On 11/4/18 18:45, Rabadan, Jorge (Nokia - US/Mountain View) wrote:
> [JORGE] not sure what you mean by "negative caching". If you refer to the 
> ability of certain routers/servers to inject dummy MACs into the ARP caches 
> so that hosts stop ARPing for absent IPs, the solution actually may help, 
> since there is an option to suppress unknown ARP-Requests/NS flooding 
> explained in Section 4.5. Should you choose to enable this option on the 
> Proxy-ARP/ND functions of the PEs, you no longer flood unknown ARP-Requests, 
> and therefore there is no longer need to inject those dummy MAC addresses to 
> stop the flooding. A host may keep ARP'ing for an absent host, but at least 
> those messages won't bother the entire BD. I added this text in the security 
> section:
> --------------
>   "The procedures in this document reduce the amount of ARP/ND message
>    flooding, which in itself provides a protection to "slow path"

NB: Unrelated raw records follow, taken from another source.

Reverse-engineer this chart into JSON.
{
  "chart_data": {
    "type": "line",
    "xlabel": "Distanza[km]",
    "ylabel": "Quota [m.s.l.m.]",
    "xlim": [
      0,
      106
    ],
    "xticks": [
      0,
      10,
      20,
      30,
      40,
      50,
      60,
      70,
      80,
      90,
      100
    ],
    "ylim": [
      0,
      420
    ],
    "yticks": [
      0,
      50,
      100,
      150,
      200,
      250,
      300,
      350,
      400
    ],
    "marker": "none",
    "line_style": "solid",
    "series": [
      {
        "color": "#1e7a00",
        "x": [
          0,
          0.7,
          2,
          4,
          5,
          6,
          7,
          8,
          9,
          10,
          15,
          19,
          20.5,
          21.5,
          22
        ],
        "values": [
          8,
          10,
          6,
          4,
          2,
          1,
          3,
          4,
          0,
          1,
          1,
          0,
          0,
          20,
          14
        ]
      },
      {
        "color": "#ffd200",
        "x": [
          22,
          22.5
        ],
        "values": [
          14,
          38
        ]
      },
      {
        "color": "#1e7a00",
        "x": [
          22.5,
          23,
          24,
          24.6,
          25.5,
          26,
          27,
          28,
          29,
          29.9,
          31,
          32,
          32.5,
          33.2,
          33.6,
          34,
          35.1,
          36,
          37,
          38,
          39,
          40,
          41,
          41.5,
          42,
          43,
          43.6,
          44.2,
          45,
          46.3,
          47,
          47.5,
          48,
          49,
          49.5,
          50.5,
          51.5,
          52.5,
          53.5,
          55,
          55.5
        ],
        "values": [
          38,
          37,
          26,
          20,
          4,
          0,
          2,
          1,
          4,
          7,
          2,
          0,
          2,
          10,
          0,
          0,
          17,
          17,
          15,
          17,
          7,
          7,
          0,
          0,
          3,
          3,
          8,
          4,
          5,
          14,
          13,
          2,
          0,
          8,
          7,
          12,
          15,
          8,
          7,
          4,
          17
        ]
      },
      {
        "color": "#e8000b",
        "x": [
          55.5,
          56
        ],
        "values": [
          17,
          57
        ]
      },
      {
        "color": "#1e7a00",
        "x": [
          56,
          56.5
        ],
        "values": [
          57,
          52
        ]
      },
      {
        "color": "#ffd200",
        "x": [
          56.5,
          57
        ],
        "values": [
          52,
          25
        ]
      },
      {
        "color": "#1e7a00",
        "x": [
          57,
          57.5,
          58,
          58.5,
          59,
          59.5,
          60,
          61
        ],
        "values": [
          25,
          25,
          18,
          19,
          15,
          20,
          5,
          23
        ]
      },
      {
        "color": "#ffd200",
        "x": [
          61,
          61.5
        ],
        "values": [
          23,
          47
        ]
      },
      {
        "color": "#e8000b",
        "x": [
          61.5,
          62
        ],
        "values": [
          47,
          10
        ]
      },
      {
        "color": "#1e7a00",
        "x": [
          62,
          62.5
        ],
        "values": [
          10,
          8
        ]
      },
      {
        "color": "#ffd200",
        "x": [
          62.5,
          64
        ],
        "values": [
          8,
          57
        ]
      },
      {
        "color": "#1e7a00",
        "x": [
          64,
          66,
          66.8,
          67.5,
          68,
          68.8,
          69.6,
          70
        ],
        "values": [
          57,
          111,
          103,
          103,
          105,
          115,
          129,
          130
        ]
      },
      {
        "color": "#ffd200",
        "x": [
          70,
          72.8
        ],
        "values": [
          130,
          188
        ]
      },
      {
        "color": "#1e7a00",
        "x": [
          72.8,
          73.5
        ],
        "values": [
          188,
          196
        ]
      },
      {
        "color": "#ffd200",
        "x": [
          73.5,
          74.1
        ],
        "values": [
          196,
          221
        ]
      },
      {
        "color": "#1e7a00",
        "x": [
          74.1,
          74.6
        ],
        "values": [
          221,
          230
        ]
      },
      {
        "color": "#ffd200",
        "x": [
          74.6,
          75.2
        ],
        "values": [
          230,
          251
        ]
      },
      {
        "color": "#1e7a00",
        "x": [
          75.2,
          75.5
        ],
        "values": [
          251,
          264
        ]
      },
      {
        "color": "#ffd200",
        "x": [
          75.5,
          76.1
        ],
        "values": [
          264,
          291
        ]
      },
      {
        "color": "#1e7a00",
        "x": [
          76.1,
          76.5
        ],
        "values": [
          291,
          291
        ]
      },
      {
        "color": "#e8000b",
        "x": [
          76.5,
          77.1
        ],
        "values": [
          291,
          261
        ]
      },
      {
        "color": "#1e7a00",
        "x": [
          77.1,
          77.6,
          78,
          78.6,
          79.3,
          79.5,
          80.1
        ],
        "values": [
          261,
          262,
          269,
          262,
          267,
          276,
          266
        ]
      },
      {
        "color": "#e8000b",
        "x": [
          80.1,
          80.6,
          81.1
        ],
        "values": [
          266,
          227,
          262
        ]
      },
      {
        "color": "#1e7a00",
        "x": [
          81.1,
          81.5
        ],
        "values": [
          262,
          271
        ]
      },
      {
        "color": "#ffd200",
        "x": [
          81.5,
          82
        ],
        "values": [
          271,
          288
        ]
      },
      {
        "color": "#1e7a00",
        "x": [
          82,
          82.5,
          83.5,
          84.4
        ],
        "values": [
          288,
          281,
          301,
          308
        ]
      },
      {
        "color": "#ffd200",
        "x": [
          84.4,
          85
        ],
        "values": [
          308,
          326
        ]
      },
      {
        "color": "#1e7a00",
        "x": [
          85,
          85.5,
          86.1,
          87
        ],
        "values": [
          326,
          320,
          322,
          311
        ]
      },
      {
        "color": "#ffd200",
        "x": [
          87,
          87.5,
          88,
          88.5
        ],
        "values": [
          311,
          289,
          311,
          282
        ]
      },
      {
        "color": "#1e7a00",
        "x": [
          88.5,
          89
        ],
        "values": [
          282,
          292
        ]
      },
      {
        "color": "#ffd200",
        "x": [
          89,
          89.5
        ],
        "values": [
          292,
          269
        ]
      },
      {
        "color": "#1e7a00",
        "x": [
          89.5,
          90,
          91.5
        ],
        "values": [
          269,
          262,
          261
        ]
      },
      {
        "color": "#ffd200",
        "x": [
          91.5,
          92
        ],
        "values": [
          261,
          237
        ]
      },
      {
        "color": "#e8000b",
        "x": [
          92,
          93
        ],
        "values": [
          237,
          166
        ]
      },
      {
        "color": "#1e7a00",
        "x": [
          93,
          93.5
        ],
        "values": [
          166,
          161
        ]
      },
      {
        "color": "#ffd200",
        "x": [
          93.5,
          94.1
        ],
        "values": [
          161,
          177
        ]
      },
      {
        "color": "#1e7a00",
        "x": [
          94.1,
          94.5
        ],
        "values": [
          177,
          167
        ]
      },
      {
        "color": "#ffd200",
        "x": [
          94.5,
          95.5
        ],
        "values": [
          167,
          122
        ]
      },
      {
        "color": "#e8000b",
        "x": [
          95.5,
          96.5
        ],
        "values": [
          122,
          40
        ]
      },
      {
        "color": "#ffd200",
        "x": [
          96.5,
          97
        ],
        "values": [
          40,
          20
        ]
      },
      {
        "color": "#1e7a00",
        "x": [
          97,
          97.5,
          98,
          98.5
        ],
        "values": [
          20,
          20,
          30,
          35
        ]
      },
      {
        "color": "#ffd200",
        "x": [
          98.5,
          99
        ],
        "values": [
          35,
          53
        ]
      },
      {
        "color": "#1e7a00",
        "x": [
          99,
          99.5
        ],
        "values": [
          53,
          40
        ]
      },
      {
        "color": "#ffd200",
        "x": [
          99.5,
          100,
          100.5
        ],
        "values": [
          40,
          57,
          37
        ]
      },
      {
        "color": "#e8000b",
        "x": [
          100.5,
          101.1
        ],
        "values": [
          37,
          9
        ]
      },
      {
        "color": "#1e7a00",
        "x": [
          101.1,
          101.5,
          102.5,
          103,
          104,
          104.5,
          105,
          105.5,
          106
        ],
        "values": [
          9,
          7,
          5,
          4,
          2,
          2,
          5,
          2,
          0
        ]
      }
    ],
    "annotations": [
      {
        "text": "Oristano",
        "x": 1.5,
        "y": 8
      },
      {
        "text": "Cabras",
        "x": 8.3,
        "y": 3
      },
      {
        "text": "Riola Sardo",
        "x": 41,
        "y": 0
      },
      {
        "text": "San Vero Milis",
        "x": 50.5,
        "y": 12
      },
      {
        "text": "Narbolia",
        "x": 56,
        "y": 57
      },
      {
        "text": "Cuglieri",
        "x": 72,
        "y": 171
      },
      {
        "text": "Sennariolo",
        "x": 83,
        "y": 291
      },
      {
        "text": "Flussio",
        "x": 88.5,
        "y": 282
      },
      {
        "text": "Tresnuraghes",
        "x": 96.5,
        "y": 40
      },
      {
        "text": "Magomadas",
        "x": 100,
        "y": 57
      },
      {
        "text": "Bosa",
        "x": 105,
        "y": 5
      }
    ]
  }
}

>    software processors of routers and Tenant Systems in large BDs. The
>    ARP/ND requests that are replied by the Proxy-ARP/ND function (hence
>    not flooded) are normally targeted to existing hosts in the BD.
>    ARP/ND requests targeted to absent hosts are still normally flooded,
>    however the suppression of Unknown ARP-Requests and NS messages
>    described in Section 4.5. can provide an additional level of security
>    against ARP-Requests/NS messages issued to non-existing hosts." 
> --------------

Thanks.  I re-read section 4.5, and I think this does indeed address my
comment.  The addition of this text is appreciated.